Instead of being allowed to grow accustomed to high heels and reading menus in the crystal tea salons of tramway cities, Mum had spent seven formative years filleting fish and slaughtering seals. Nevertheless, she was quick to adopt the posture of a lady when it came to strolling on the steamers’ decks, despite her initial difficulties with high heels.
‘I’ll be damned if I didn’t look like a cow on stilettos when your father led me across the glistening floor of Ocean House.’
Ocean House was the name of the family residence in Skagen, on the tip of the Jutland Peninsula. And it must have been the summer of ’37. I can still hear the clatter of massive Massa’s high heels and see how they looked her up and down, Grandma Georgía and her elegant friends, like some bitchy fashion reporters. But I never had to feel ashamed of my mother. She soon mastered those heels; she wasn’t a total country bumpkin and she had, after all, been the muse of a poet.
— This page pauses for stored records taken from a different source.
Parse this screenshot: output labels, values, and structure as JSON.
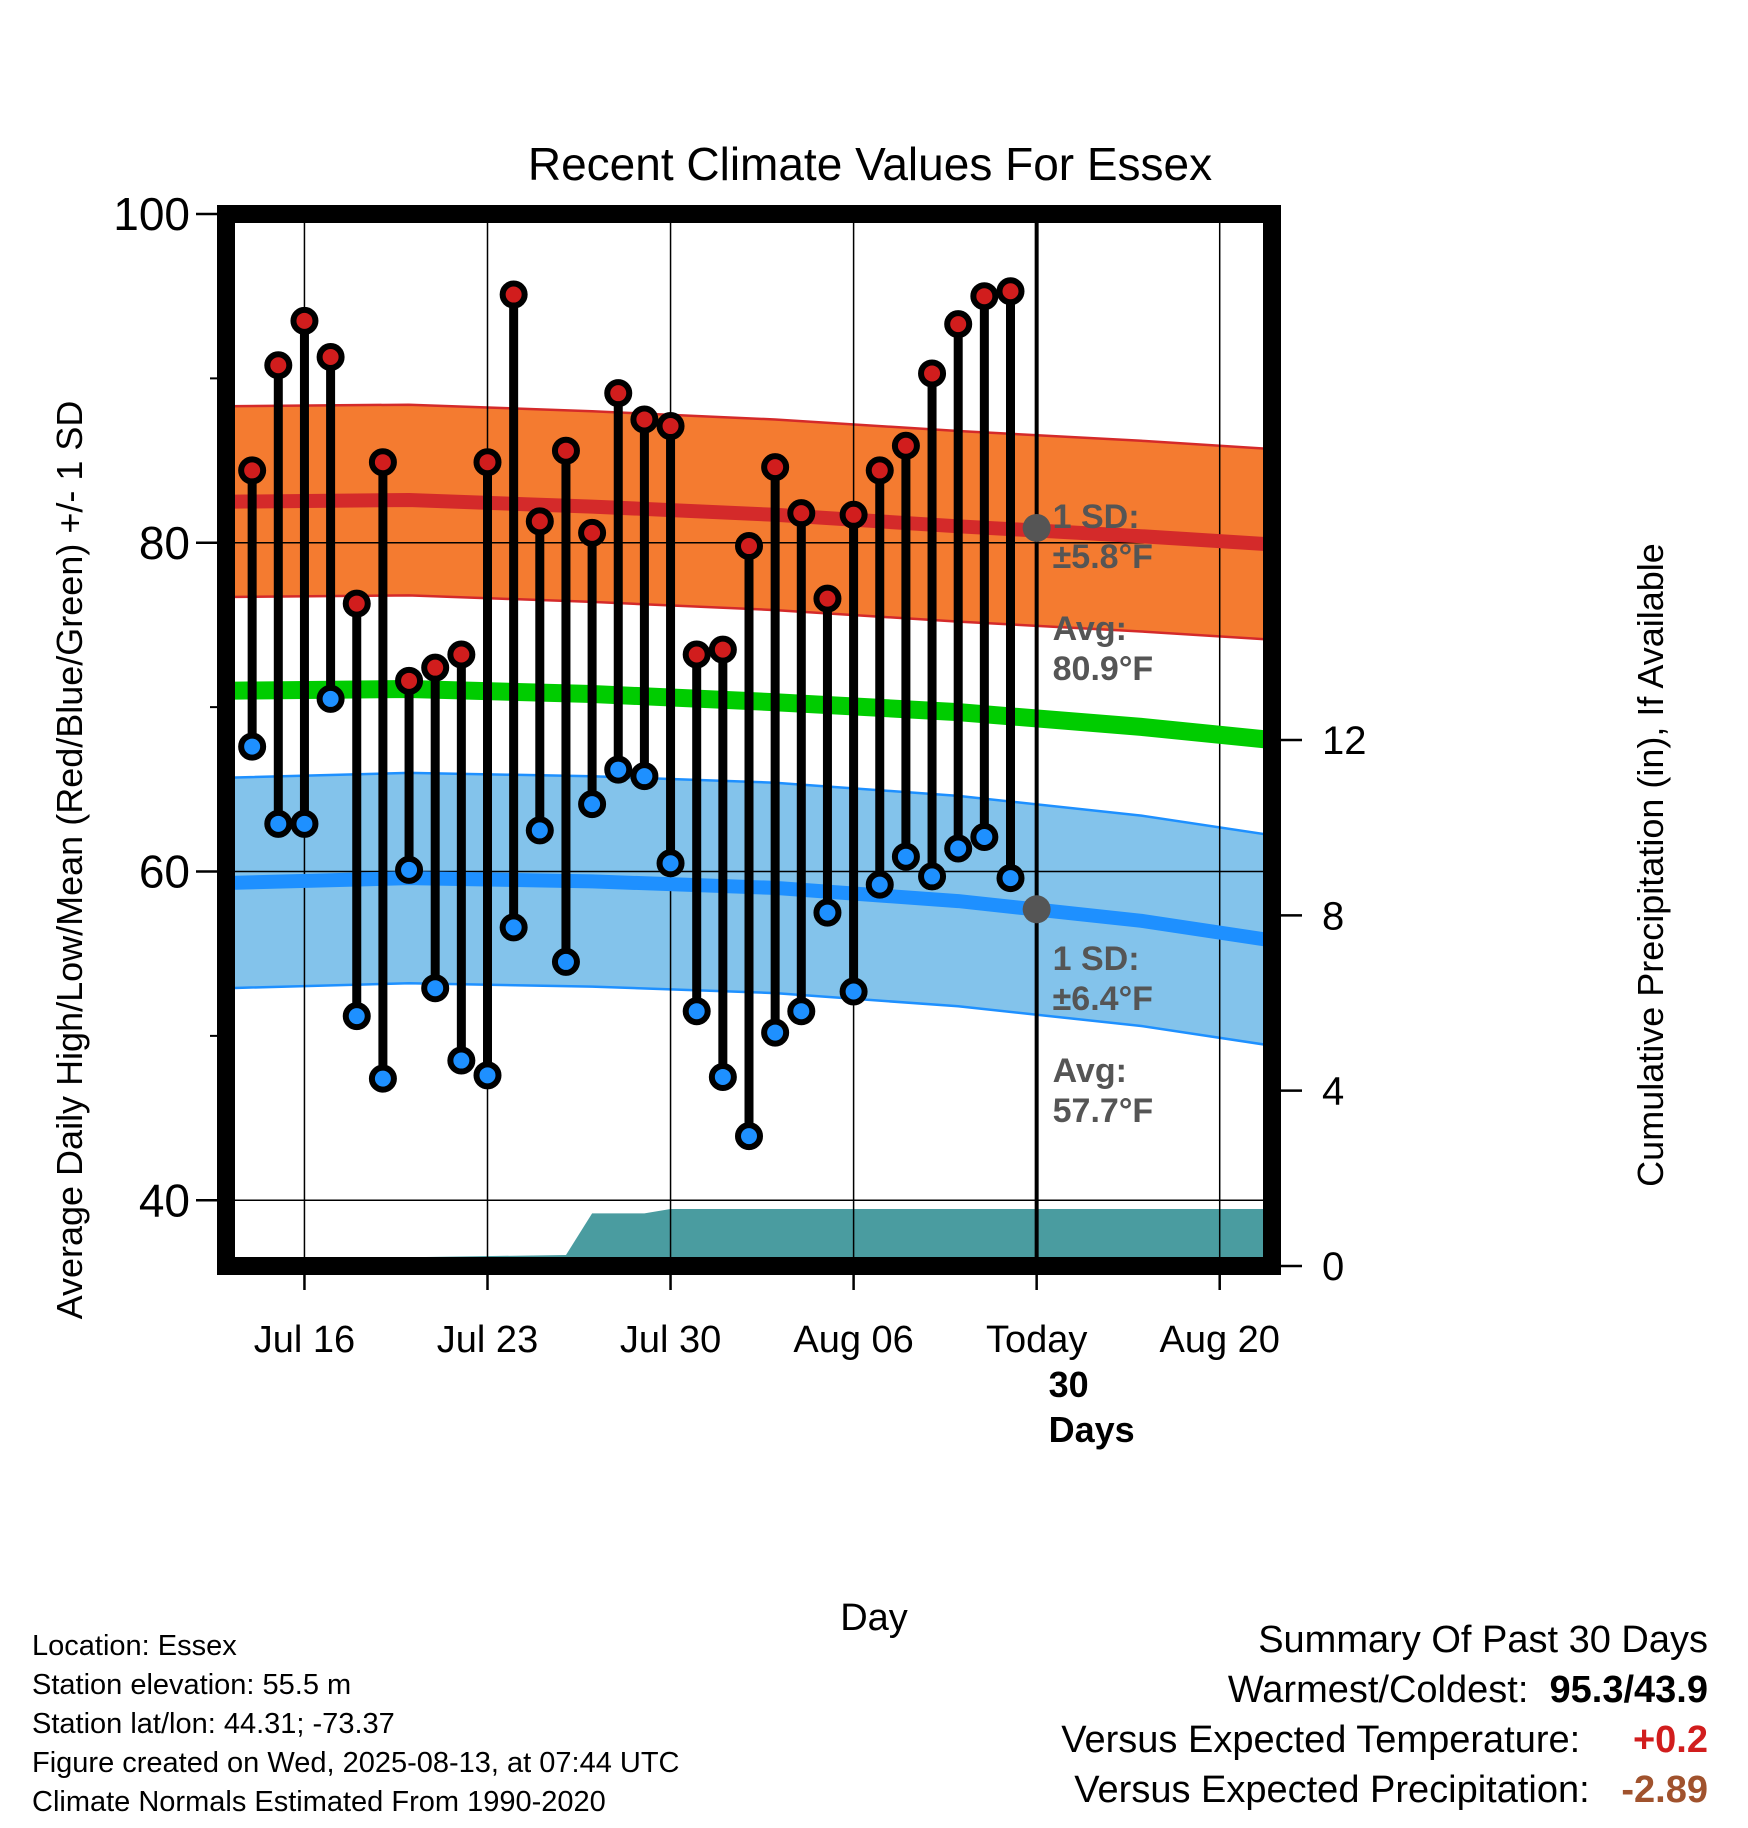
{
  "chart_data": {
    "type": "line",
    "title": "Recent Climate Values For Essex",
    "xlabel": "Day",
    "ylabel": "Average Daily High/Low/Mean (Red/Blue/Green) +/- 1 SD",
    "y2label": "Cumulative Precipitation (in), If Available",
    "ylim": [
      36,
      100
    ],
    "y2lim": [
      0,
      24
    ],
    "x_start": "2025-07-13",
    "x_end": "2025-08-22",
    "yticks": [
      40,
      60,
      80,
      100
    ],
    "y2ticks": [
      0,
      4,
      8,
      12
    ],
    "xticks": [
      {
        "date": "2025-07-16",
        "label": "Jul 16"
      },
      {
        "date": "2025-07-23",
        "label": "Jul 23"
      },
      {
        "date": "2025-07-30",
        "label": "Jul 30"
      },
      {
        "date": "2025-08-06",
        "label": "Aug 06"
      },
      {
        "date": "2025-08-13",
        "label": "Today"
      },
      {
        "date": "2025-08-20",
        "label": "Aug 20"
      }
    ],
    "today": "2025-08-13",
    "grid": true,
    "series": [
      {
        "name": "High",
        "color": "#d11d1d",
        "dates": [
          "2025-07-14",
          "2025-07-15",
          "2025-07-16",
          "2025-07-17",
          "2025-07-18",
          "2025-07-19",
          "2025-07-20",
          "2025-07-21",
          "2025-07-22",
          "2025-07-23",
          "2025-07-24",
          "2025-07-25",
          "2025-07-26",
          "2025-07-27",
          "2025-07-28",
          "2025-07-29",
          "2025-07-30",
          "2025-07-31",
          "2025-08-01",
          "2025-08-02",
          "2025-08-03",
          "2025-08-04",
          "2025-08-05",
          "2025-08-06",
          "2025-08-07",
          "2025-08-08",
          "2025-08-09",
          "2025-08-10",
          "2025-08-11",
          "2025-08-12"
        ],
        "values": [
          84.4,
          90.8,
          93.5,
          91.3,
          76.3,
          84.9,
          71.6,
          72.4,
          73.2,
          84.9,
          95.1,
          81.3,
          85.6,
          80.6,
          89.1,
          87.5,
          87.1,
          73.2,
          73.5,
          79.8,
          84.6,
          81.8,
          76.6,
          81.7,
          84.4,
          85.9,
          90.3,
          93.3,
          95.0,
          95.3
        ]
      },
      {
        "name": "Low",
        "color": "#1e90ff",
        "dates": [
          "2025-07-14",
          "2025-07-15",
          "2025-07-16",
          "2025-07-17",
          "2025-07-18",
          "2025-07-19",
          "2025-07-20",
          "2025-07-21",
          "2025-07-22",
          "2025-07-23",
          "2025-07-24",
          "2025-07-25",
          "2025-07-26",
          "2025-07-27",
          "2025-07-28",
          "2025-07-29",
          "2025-07-30",
          "2025-07-31",
          "2025-08-01",
          "2025-08-02",
          "2025-08-03",
          "2025-08-04",
          "2025-08-05",
          "2025-08-06",
          "2025-08-07",
          "2025-08-08",
          "2025-08-09",
          "2025-08-10",
          "2025-08-11",
          "2025-08-12"
        ],
        "values": [
          67.6,
          62.9,
          62.9,
          70.5,
          51.2,
          47.4,
          60.1,
          52.9,
          48.5,
          47.6,
          56.6,
          62.5,
          54.5,
          64.1,
          66.2,
          65.8,
          60.5,
          51.5,
          47.5,
          43.9,
          50.2,
          51.5,
          57.5,
          52.7,
          59.2,
          60.9,
          59.7,
          61.4,
          62.1,
          59.6
        ]
      },
      {
        "name": "Normal High",
        "color": "#d42a2a",
        "dates": [
          "2025-07-13",
          "2025-07-20",
          "2025-07-27",
          "2025-08-03",
          "2025-08-10",
          "2025-08-17",
          "2025-08-22"
        ],
        "values": [
          82.5,
          82.6,
          82.2,
          81.7,
          81.0,
          80.4,
          79.9
        ]
      },
      {
        "name": "Normal Mean",
        "color": "#00cc00",
        "dates": [
          "2025-07-13",
          "2025-07-20",
          "2025-07-27",
          "2025-08-03",
          "2025-08-10",
          "2025-08-17",
          "2025-08-22"
        ],
        "values": [
          71.0,
          71.1,
          70.8,
          70.3,
          69.7,
          68.8,
          68.0
        ]
      },
      {
        "name": "Normal Low",
        "color": "#1e90ff",
        "dates": [
          "2025-07-13",
          "2025-07-20",
          "2025-07-27",
          "2025-08-03",
          "2025-08-10",
          "2025-08-17",
          "2025-08-22"
        ],
        "values": [
          59.3,
          59.6,
          59.4,
          59.0,
          58.2,
          57.0,
          55.8
        ]
      },
      {
        "name": "Cumulative Precipitation",
        "color": "#4a9ca0",
        "dates": [
          "2025-07-13",
          "2025-07-19",
          "2025-07-20",
          "2025-07-26",
          "2025-07-27",
          "2025-07-29",
          "2025-07-30",
          "2025-08-22"
        ],
        "values": [
          0.0,
          0.0,
          0.2,
          0.25,
          1.2,
          1.2,
          1.3,
          1.3
        ]
      }
    ],
    "sd_bands": {
      "high": {
        "color": "#f47b30",
        "sd_label": "1 SD:",
        "sd_value": "±5.8°F",
        "avg_label": "Avg:",
        "avg_value": "80.9°F",
        "today_avg": 80.9,
        "sd": 5.8
      },
      "low": {
        "color": "#83c3eb",
        "sd_label": "1 SD:",
        "sd_value": "±6.4°F",
        "avg_label": "Avg:",
        "avg_value": "57.7°F",
        "today_avg": 57.7,
        "sd": 6.4
      }
    },
    "period_label": [
      "30",
      "Days"
    ]
  },
  "info": {
    "location": "Location: Essex",
    "elevation": "Station elevation: 55.5 m",
    "latlon": "Station lat/lon: 44.31; -73.37",
    "created": "Figure created on Wed, 2025-08-13, at 07:44 UTC",
    "normals": "Climate Normals Estimated From 1990-2020"
  },
  "summary": {
    "title": "Summary Of Past 30 Days",
    "warm_cold_label": "Warmest/Coldest:",
    "warm_cold_value": "95.3/43.9",
    "temp_label": "Versus Expected Temperature:",
    "temp_value": "+0.2",
    "precip_label": "Versus Expected Precipitation:",
    "precip_value": "-2.89"
  }
}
But it was a brutal change for her.
‘The worst thing for me was going to bed without having milked the cows and having no chores to wake up to in the morning. I had pains in my hands from the lack of labour for many weeks afterwards. And I always found it difficult to enjoy the summer days without using them. The sun might shine there for days on end without my being able to get my hands on a rake. I was so relieved when your granny allowed me to paint the outhouse.’
The old woman took to her kindly but could never bring herself to call her Massa, preferring instead to shout ‘Massebill!’ down the corridors. I was never anything more than Den Lille Hveps – the Little Wasp.
And if my mother inherited anything from her mother-in-law Georgía, it was her generosity of spirit and the way she treated everyone with the same respect, whether it was an Icelandic pauper or a German aristocrat.
It didn’t escape me as a child that my parents were more in love than ever before. The flames of love that hadn’t extinguished themselves in seven years were bound to last seven times seven years. And I allowed myself to envy them for that, because my heart has always been a fugitive.